Police have been in discussions with the Stop Bush Coalition for weeks over their proposed route for a protest march this Saturday.

There is a clear signal today that those negotiations have failed, with police confirming they will take the issue to the Supreme Court.

The group's leader, Alex Bainbridge, says police gave him a letter last night to say he would receive a court summons today.

Mr Bainbridge says the group is ready to take on the legal challenge.

"We have lawyers that are prepared to work with us because they also believe in the rights of the democratic protests," he said.

Police object to the proposed route because it includes the declared APEC zone of Martin Place.
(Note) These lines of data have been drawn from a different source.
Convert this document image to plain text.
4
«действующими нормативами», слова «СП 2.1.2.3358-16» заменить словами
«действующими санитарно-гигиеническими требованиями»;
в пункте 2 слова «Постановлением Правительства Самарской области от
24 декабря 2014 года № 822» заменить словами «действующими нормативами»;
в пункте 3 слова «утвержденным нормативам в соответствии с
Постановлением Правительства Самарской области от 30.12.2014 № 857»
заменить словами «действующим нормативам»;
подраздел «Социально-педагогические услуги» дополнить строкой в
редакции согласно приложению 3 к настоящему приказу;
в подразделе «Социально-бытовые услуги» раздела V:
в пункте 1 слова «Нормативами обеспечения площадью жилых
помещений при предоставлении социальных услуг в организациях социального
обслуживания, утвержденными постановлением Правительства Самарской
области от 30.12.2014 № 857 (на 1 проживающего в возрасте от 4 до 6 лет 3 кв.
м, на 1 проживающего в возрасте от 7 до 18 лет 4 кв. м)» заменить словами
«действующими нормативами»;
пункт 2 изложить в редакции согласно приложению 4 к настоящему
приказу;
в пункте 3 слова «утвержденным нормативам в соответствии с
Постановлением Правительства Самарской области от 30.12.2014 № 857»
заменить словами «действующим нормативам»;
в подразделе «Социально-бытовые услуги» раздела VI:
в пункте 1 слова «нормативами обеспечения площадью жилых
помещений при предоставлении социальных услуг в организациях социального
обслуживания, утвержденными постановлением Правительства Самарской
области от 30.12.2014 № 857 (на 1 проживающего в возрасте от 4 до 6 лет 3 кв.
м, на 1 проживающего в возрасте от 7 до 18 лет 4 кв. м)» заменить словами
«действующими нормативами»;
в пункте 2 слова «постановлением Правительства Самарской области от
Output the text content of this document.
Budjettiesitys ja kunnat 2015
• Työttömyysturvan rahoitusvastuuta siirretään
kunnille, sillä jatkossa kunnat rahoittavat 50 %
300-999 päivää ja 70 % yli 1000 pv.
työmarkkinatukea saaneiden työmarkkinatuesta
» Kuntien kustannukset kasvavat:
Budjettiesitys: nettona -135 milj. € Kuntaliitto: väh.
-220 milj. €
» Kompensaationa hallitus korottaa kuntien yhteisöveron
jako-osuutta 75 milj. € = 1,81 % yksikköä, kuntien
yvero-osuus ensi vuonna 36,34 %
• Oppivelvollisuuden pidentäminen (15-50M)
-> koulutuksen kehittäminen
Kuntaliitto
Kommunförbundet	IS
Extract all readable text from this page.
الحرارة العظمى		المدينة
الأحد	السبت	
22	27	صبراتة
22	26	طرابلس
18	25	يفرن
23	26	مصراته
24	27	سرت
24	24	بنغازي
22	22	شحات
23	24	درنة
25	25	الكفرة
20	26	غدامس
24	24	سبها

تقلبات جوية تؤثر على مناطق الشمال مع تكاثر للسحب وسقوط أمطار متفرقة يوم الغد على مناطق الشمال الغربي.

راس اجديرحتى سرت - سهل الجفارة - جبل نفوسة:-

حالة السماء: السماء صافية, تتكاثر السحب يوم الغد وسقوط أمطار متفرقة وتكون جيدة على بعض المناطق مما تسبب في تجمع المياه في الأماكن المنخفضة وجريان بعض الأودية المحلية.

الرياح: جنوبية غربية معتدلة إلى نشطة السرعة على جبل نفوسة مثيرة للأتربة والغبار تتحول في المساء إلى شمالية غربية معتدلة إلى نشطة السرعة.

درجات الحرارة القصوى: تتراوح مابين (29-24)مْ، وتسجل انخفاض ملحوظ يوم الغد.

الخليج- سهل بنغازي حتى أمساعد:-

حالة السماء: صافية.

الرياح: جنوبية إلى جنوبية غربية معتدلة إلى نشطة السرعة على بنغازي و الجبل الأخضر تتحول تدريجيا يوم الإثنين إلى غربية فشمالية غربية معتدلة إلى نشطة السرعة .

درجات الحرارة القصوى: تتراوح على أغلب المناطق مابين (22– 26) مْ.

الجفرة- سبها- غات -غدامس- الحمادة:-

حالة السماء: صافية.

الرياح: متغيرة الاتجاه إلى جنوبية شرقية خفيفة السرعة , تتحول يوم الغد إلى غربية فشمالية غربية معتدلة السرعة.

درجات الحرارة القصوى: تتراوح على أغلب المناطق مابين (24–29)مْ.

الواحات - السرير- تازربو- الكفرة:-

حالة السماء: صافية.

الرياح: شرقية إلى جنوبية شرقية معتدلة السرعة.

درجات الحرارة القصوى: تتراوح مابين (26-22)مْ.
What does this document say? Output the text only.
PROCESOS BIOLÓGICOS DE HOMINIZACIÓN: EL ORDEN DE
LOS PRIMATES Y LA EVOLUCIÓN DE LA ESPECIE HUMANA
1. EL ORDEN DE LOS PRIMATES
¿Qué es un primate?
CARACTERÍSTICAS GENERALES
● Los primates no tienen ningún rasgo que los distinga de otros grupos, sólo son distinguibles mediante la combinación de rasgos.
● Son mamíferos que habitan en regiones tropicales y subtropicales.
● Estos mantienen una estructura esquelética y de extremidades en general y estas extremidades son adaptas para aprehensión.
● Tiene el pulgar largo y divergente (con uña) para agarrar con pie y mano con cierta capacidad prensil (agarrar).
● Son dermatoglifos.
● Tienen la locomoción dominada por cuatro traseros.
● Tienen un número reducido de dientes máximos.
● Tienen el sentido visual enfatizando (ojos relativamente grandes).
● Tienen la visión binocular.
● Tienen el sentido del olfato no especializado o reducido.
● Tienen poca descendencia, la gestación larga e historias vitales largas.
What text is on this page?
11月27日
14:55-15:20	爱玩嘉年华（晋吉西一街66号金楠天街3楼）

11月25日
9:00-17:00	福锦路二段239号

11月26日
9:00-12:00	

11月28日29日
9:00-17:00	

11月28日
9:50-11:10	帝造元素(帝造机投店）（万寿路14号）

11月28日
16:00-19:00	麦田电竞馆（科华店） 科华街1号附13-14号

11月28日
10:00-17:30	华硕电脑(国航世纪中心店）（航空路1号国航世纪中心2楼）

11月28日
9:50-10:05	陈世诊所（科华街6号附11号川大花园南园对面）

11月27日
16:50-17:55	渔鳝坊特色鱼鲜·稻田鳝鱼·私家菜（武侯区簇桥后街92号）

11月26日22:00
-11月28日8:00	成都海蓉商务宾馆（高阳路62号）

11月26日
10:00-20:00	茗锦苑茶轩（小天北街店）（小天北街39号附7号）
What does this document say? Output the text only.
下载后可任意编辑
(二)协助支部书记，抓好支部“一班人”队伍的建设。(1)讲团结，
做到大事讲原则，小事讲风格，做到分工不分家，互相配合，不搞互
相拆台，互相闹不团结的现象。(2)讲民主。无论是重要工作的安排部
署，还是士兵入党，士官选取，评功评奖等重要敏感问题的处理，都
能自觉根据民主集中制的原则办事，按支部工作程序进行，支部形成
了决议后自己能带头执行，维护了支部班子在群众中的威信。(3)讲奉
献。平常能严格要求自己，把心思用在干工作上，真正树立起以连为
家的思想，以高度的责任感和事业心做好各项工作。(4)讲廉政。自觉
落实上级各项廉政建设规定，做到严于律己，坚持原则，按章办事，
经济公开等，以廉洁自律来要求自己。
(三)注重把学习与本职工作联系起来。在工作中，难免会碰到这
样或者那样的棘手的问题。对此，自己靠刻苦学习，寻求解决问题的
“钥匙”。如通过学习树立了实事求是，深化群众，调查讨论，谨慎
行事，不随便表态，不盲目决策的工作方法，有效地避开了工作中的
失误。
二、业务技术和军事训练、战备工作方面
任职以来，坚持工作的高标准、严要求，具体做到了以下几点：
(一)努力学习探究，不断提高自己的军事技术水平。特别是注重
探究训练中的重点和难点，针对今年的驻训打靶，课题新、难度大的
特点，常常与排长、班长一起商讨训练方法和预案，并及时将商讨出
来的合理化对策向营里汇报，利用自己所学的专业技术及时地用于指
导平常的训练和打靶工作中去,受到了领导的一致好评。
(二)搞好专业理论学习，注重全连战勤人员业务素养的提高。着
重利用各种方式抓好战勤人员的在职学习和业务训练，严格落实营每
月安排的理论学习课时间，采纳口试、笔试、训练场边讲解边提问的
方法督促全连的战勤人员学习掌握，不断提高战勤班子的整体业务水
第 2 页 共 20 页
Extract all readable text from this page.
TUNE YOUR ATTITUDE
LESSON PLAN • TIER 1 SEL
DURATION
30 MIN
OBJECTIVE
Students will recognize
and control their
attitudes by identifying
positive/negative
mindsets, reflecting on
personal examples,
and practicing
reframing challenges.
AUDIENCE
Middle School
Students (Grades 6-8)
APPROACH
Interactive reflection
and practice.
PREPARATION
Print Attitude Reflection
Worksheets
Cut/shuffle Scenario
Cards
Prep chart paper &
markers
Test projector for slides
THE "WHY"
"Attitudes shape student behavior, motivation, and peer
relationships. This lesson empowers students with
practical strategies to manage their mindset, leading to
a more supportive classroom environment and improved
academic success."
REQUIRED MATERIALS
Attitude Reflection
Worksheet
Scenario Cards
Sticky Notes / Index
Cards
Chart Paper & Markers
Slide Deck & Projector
In declared zones, officers have more powers to search people and move them on.

But Mr Bainbridge says it is not a restricted area and protesters should be allowed to be in the same space as the rest of the public.

"We are planning to enter the declared area, which is open to the public," he said.

"It's nowhere near the restricted area or any of the APEC venues, and what we believe is that nowhere that is open to the public should have protests banned or free speech restricted."

The Stop Bush Coalition has said it was always prepared for court action.

The group is hoping to attract up to 10,000 people to the demonstration.

Meanwhile, the Roads and Traffic Authority says there are extensive delays for northbound motorists on Sydney's Eastern Distributor because of the installation of a security fence for APEC.